The Overseer yanked his weapon free and prepared to plunge it back into her, but she cringed away and fell back into the rock for refuge. She moved through the thickness as quickly as she could and pushed upwards.

She soon began to slow, as exhaustion, blood loss and shock overtook her, but she did not stop climbing. Ever higher. Her head swam, but she dared not stop for fear she would lose her sense of up and down. She had visions of becoming disorientated and ending up back at the lowest levels of the mine, perhaps even plummeting into the bottomless pit and a hell of eternal punishment.
The rock began to change, to become softer, and she realised she must be coming close to the top of the mine and whatever lay beyond. There were strange wriggling things in the soft mulch that replaced the rock, but they seemed harmless. Surely these small things were not the Overlords, were they? What were they then? They burrowed, tunnelled and scurried, but largely ignored her and refused to answer any of the questions she asked.

There was more water here, and the mulch clogged her ears, nose and eyes. She didn’t like it, and it took everything she had not to start thrashing around in panic. She kicked violently and propelled herself further upwards, where it was drier again. At least the wet mulch had soothed her troublesome wound somewhat. Now, there was almost as much air as mulch making up the thickness.
And then she broke through into the largest and brightest cavern she’d ever seen. She glimpsed a large shining disc of sun-metal somewhere far away and high up but was otherwise blinded, even when her eyes were shut as tightly as possible. She felt like she was falling upwards as she left the thickness. She did not understand anything she heard or smelt and her skin felt like it was constantly shifting around independently of the rest of her because it was never the same temperature all over.
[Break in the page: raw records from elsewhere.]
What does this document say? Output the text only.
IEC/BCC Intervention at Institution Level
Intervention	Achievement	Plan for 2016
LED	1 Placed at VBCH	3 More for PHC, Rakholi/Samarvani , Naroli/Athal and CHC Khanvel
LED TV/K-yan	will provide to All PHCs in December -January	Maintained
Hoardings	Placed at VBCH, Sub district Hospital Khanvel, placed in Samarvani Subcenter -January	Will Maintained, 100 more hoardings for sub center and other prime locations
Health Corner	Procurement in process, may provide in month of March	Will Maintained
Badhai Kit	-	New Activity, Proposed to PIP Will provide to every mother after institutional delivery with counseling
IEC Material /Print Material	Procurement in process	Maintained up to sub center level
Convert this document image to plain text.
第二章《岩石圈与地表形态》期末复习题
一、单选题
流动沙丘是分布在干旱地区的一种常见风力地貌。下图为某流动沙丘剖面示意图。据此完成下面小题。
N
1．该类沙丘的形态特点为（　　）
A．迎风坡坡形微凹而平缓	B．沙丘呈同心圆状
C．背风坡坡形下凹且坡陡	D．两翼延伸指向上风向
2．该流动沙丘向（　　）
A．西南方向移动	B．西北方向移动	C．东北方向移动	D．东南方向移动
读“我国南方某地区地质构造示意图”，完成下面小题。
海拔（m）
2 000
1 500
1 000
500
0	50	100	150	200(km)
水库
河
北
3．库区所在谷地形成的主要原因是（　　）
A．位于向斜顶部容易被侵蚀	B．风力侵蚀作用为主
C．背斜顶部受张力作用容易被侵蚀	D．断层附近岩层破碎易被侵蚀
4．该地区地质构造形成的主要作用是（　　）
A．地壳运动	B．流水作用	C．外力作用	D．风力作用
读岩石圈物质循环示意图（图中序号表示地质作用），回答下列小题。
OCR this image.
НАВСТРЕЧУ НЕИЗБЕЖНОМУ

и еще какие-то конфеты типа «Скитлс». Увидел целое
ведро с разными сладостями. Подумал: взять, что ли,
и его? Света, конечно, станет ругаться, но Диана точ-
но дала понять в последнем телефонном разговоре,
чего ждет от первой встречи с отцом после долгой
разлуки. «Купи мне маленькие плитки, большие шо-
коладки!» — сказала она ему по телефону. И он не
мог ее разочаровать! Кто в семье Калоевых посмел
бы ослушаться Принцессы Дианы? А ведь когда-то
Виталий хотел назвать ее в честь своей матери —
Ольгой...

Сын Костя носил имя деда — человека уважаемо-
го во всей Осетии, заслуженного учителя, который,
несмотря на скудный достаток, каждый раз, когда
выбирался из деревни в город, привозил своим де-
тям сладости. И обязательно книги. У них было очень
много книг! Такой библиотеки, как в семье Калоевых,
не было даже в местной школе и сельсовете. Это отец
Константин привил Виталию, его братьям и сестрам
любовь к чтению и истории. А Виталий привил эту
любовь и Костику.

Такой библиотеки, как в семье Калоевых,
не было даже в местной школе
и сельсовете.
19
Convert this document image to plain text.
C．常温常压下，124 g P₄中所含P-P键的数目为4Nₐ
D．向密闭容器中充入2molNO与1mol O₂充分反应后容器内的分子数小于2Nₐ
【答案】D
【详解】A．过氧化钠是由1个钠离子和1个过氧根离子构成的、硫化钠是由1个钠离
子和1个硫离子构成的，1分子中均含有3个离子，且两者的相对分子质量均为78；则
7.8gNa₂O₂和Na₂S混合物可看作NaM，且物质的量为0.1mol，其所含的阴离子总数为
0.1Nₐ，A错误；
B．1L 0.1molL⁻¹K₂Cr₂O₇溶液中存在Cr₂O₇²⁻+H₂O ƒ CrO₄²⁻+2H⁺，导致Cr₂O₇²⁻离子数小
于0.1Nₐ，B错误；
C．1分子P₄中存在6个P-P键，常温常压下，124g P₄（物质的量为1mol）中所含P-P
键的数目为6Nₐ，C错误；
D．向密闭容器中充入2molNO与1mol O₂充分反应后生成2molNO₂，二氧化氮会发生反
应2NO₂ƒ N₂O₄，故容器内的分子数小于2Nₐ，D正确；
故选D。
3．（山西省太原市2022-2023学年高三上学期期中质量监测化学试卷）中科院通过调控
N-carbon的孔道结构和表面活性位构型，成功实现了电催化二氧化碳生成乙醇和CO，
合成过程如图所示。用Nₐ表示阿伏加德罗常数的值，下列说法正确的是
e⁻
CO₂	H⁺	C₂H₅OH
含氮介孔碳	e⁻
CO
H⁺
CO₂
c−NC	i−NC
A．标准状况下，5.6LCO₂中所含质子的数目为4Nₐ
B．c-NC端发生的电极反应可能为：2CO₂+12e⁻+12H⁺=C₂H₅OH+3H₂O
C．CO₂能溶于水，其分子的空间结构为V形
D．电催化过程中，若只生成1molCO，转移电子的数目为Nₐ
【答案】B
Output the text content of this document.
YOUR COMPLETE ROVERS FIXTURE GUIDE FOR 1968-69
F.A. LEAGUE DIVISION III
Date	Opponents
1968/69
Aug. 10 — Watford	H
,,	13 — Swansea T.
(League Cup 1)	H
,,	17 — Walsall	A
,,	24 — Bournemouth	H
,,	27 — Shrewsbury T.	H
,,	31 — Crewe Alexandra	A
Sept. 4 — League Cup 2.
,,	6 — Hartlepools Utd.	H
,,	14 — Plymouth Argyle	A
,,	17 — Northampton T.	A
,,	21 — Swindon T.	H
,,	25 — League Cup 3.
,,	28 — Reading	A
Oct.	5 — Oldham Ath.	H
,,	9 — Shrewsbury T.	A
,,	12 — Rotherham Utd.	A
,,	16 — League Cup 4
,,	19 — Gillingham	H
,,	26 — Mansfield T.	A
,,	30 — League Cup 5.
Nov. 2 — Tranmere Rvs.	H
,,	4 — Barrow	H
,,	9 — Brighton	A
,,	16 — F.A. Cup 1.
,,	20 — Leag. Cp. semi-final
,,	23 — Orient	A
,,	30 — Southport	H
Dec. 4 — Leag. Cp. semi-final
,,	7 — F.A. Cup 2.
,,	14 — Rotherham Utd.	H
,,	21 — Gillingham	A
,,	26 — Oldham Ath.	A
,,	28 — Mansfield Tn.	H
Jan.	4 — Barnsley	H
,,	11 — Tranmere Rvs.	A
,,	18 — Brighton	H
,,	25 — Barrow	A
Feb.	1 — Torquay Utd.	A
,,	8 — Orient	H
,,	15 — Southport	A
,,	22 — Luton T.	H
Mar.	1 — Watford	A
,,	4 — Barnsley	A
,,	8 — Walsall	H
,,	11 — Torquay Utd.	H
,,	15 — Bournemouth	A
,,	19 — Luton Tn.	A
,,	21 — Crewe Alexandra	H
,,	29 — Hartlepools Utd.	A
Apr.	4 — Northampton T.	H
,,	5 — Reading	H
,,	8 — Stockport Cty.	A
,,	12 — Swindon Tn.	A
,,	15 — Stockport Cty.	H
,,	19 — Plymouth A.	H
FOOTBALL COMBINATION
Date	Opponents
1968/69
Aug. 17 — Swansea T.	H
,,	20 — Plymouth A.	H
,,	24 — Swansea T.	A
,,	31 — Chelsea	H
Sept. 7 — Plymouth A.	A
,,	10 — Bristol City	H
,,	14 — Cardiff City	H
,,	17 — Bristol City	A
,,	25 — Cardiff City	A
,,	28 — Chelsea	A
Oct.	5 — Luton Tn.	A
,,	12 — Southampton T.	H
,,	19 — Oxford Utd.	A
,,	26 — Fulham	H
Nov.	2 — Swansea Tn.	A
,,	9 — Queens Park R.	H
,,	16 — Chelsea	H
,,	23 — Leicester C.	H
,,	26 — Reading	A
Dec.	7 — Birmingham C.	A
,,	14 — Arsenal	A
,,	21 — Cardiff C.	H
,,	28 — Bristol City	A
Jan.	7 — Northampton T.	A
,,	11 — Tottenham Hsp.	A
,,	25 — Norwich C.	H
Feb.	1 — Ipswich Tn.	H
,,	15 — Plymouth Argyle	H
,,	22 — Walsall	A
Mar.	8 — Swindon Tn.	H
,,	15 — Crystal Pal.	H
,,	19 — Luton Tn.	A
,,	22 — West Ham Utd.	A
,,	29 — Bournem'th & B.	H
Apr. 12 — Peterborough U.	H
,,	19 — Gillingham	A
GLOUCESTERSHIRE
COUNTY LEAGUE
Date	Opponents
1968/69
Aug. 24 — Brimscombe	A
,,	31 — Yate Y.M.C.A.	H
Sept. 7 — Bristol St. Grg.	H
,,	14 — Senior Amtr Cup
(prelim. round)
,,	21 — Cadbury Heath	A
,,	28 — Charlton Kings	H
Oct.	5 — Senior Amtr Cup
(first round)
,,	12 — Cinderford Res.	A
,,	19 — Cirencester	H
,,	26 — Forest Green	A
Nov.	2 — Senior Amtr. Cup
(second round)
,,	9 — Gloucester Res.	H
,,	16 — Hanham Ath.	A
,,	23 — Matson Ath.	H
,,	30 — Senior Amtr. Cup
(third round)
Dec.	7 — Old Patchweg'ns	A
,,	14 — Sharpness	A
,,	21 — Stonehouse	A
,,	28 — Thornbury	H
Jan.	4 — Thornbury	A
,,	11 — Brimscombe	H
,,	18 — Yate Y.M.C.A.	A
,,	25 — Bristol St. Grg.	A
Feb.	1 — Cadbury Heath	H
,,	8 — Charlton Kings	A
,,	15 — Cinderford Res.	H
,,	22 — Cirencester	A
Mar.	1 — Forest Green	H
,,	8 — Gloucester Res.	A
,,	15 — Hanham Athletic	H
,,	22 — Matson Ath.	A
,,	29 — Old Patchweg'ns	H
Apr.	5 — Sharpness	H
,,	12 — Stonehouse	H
She had entered the most terrible place of the Overlords, a place that was a hell of constant warring. So there was hell below and a hell above. She was tempted to return to the limbo of the rock between the two hells, but Mistress Widders had said the tireless miners of the Overlords would eventually find her there. She had promised Norfred she would suffer this upper hell to find his son, so suffer it she would. She now knew that the fear, sadness, pain and ugly words never stopped and were the nature of existence for creatures such as she. Why else would she be allowed such strength and such a thick skin?